The reason is simple. The expectations of users. Mobile phones are realtime devices. They are tools which we only infrequently use to “browse” and “create” — that’s what we have PCs for. Shozu and Radar do a good job of enabling activities we already value on our (camera) phones … uploading photos to a more useful medium for sharing.
But once you’ve done that — what’s social about my phone?
Well, most notably, the fact that I can call people and send and receive text messages. This is probably for a long time going to remain my phone’s primary utility. It really takes no great leap of logic to discern that when we talk about mobile social networking, I would expect that those same functions should apply, though using the context and value created by my identity and buddies within that community.

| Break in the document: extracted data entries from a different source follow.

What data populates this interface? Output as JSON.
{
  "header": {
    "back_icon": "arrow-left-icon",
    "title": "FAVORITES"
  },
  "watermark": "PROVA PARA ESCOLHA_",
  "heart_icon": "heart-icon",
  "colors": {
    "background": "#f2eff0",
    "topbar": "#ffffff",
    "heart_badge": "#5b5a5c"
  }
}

So unless you’re talking about extending person-to-person communications to my phone, really the definition of “mobile social networking” has been conveniently limited for some folks to building tools to make uploading photos from my mobile device to a given community easy. Great, but how is that worth tens of millions of dollars to anyone (or any company?). And why on earth would it be an obstacle for an internal build? Heck, my friend Vitaly will even sic his team of engineers to build a cross-platform uploading app for you in a matter of months for cents on the dollar.

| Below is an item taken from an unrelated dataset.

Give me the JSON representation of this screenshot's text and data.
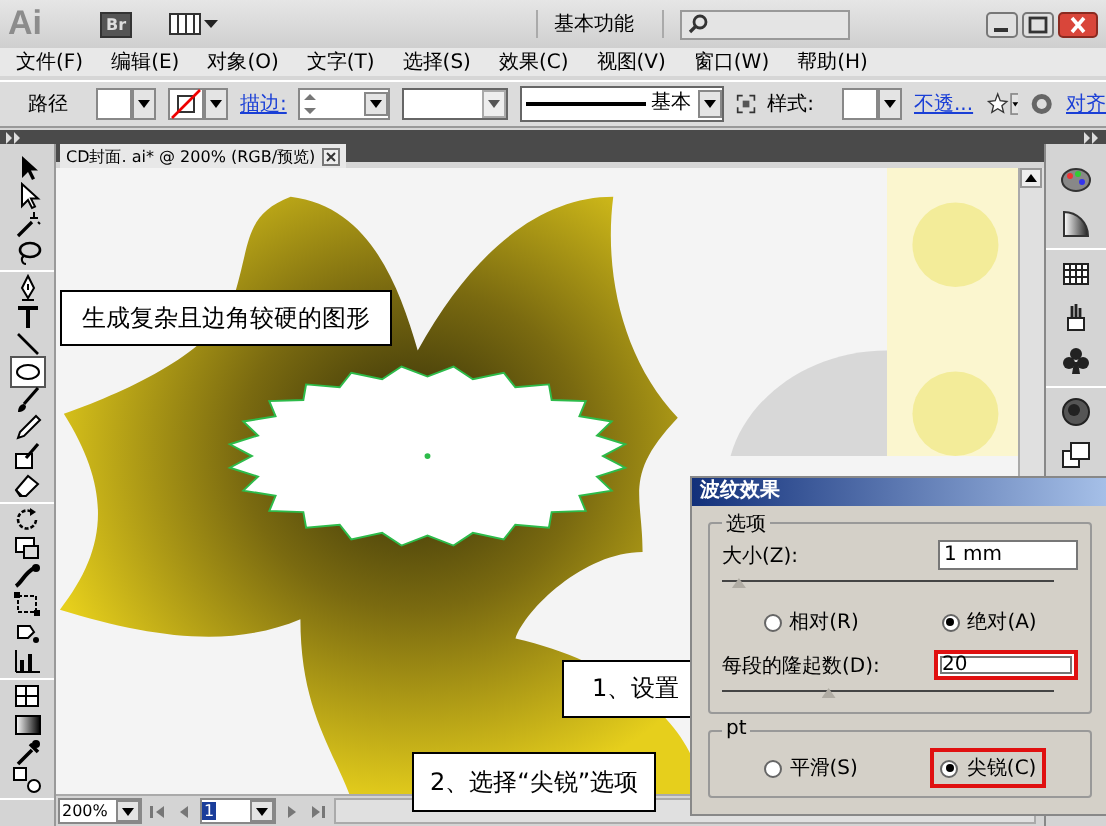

I might be accused of being an idealist were it not for the huge amount of capital flowing into this particular field. Capital creates expectations, and expectations require upstream revenue generation and/or strategic goals to be met.

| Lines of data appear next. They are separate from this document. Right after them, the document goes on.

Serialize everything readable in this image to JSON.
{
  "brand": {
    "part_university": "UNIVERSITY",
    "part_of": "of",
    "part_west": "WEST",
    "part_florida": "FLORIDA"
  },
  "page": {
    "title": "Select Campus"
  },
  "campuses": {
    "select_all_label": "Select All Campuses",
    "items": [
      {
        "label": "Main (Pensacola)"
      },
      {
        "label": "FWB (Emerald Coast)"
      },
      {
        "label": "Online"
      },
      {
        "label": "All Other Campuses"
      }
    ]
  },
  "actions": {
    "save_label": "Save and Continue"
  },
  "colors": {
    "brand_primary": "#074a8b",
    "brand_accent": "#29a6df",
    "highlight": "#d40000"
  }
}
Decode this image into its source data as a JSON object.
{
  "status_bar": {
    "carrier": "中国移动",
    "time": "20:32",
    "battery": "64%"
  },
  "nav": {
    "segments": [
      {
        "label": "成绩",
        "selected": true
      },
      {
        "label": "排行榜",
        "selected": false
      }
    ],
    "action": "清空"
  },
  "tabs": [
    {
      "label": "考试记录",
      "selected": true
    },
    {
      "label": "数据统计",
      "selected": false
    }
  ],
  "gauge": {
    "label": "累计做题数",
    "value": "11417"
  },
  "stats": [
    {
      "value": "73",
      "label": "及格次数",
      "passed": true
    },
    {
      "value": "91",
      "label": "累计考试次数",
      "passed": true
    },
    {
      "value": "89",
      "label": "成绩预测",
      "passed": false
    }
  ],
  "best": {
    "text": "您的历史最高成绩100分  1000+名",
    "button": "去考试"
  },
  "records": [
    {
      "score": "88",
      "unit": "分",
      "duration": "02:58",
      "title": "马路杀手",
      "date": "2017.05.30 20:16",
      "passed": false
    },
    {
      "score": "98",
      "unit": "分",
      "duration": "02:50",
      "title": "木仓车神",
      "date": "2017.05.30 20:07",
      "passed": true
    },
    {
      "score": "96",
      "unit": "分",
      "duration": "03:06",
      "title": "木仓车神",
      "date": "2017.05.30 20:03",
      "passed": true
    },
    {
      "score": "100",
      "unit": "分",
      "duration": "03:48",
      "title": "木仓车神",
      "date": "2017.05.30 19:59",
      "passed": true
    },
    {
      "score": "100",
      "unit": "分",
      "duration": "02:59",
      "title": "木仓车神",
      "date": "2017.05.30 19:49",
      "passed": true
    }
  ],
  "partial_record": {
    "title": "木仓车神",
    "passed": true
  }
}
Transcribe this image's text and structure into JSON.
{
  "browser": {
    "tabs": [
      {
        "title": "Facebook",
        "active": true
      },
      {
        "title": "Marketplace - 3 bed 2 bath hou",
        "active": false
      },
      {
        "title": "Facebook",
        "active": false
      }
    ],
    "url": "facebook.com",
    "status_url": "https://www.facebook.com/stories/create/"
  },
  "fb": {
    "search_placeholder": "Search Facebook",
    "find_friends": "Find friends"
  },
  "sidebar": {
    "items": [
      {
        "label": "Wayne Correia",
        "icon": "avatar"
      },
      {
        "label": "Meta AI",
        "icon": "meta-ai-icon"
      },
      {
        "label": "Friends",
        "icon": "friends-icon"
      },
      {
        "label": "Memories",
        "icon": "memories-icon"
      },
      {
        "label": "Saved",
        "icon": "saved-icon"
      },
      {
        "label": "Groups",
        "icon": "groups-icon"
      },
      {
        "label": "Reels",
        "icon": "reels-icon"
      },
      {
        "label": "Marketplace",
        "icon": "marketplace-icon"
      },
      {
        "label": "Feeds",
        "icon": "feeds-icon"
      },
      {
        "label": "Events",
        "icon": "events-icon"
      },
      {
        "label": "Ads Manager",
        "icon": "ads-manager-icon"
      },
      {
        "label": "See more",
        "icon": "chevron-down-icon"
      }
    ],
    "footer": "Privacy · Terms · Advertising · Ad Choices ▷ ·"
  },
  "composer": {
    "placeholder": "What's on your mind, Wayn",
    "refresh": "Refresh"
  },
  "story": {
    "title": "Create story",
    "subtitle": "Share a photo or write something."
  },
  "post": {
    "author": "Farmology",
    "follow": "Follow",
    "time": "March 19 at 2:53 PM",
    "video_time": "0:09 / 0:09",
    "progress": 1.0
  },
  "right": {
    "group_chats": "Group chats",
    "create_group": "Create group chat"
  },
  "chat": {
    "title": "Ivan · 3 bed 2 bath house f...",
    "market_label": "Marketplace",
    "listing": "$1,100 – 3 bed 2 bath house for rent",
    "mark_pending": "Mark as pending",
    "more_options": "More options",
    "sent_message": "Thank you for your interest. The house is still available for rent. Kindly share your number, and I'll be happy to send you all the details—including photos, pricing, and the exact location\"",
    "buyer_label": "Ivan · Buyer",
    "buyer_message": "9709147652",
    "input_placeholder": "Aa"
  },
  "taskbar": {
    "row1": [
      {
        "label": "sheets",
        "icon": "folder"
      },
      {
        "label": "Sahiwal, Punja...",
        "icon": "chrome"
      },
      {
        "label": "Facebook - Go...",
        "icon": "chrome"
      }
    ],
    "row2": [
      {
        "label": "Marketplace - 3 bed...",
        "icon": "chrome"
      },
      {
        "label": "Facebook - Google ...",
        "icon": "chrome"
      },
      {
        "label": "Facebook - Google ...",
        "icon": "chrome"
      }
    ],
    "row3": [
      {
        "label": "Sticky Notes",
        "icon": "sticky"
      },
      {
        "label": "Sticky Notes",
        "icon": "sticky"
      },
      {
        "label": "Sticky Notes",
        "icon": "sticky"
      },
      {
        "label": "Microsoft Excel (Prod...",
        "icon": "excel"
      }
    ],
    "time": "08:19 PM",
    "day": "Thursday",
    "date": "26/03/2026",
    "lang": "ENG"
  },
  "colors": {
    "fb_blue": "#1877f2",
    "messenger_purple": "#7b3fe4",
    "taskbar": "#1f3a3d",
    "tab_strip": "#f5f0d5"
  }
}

There are two major groups of players standing in the way of this. They are handset manufacturers, and wireless carriers. The manufacturers have maintained a Balkanized system of disparate platforms for which there are few competent common standards; the carriers remain curators of the walled garden approach, which particularly limits the capability of realtime applications riding on the mobile platform: They hold the purse strings.
The Mobile Social Networking guys need to nudge up against both. So Katie’s right in that they can’t go it alone, but wrong (I think) in sizing up the players they need to get next to. While MySpace, FaceBook, LinkedIN et al can (and will) benefit from a mobile social networking platform, the truly valuable functions (from both an end user and revenue perspective) are real-time. And the gatekeepers to the world of realtime interaction in mobile are the carriers and handset makers — you can’t build it without them.
-Ian.
Interesting. I remember couple of years ago we quoted a company to port their prototype of mobile social network client. Myspace was already huge. Now they’re offering Myspace mail widget for cell phones.
Also, back in 2004 we were toying with the idea of “mobile” social network, something like livejoural/evite hybrid using SMS/MMS, geared towards “friday night – what to do?” situations. It looked cool in powerpoint, but finding a scheme that would work realtime in real world was difficult.